Was soll den öffentlichen Umgang mit früheren schlimmen Verbrechen politischer Art prägen: Erinnerung oder Vergessen? Für die erste Antwort votiert man gegenwärtig in Deutschland bezogen auf Holocaust und Kriegsverbrechen während der NS-Herrschaft. Nur so, lautet eine häufig geäußerte Begründung, könne das Entstehen neuer Ansteckungsherde für die Unmenschlichkeit verhindert werden. In der historischen Gesamtschau handelt es sich bei dieser Position allerdings um eine Ausnahme. Seit der Antike dominierte die gegenteilige Antwort: Durch das Vergessen sollten neue Konflikte innerhalb der Gesellschaft eingedämmt werden. Auf diese Tradition macht der renommierte Althistoriker Christian Meier, Autor zweier Standardwerke zu „Cäsar“ (1982) und „Athen“ (1993), aufmerksam. In seinem Essay „Das Gebot zu vergessen und die Unabweisbarkeit des Erinnerns“ heißt es mit Blick auf die Geschichte: „Immer wieder wird beschlossen, vereinbart, eingeschärft, dass Vergessen sein soll, Vergessen von vielerlei Unrecht, Grausamkeit, Schlimmem aller Art“ (S. 10).

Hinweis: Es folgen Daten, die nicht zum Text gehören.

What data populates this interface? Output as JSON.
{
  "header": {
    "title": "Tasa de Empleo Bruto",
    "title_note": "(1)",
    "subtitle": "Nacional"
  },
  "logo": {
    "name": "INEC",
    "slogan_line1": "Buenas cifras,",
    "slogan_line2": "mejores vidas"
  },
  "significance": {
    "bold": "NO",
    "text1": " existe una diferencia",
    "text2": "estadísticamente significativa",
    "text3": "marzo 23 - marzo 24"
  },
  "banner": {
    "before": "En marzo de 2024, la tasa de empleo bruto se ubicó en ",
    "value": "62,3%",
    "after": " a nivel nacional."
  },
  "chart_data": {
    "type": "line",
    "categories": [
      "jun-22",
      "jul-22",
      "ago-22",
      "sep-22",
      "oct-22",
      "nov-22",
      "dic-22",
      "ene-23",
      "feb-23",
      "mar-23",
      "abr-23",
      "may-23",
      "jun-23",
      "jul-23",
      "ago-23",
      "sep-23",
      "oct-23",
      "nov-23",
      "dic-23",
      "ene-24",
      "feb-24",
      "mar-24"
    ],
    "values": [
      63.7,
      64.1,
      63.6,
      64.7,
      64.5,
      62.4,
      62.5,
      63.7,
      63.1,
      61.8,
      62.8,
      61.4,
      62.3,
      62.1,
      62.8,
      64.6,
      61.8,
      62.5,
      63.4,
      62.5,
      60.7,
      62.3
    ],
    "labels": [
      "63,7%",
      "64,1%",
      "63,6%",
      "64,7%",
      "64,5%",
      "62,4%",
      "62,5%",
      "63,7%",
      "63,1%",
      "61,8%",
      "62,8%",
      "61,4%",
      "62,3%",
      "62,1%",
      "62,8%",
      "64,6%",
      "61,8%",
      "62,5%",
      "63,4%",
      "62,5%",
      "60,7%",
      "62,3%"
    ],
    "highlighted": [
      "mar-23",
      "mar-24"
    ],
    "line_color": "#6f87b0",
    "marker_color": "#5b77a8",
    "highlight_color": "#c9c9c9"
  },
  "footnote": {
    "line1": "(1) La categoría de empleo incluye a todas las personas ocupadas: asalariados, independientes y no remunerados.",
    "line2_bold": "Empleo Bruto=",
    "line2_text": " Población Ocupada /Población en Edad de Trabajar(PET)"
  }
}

Diese Einschätzung belegt der Autor nach Betrachtungen zu fast zweieinhalb Jahrtausende europäischer Geschichte: Sie setzen ein in der griechischen und römischen Antike, wo man mehrmals aus Angst vor einem blutigen Bürgerkrieg und um der Gewährung des inneren Friedens willen eine Amnestie für politische Morde erließ. Denn, so Meier, „die Erinnerung an Schlimmes erzeugt gern den Drang zur Rache; was zugleich heißen kann: zu Gerechtigkeit, einer Gerechtigkeit freilich, die allzu leicht auf parteiliche Weise gesucht wird, so dass das Bedürfnis nach Widerrache entsteht“ (S. 13). Ähnliche Motive werden für Verdrängen und Vergessen auch für spätere historische Ereignisse im Mittelalter und der Neuzeit ausgemacht. Ihnen widmet der Althistoriker indessen nur geringe Aufmerksamkeit. Als Lehre aus dieser geschichtlichen Betrachtung formuliert Meier: „Indem man die Fähigkeit hat, einen Schlusspunkt zu setzen, verzichtet man bewusst um des Friedens willen auf die Ahndung von vielerlei Unrecht“ (S. 45).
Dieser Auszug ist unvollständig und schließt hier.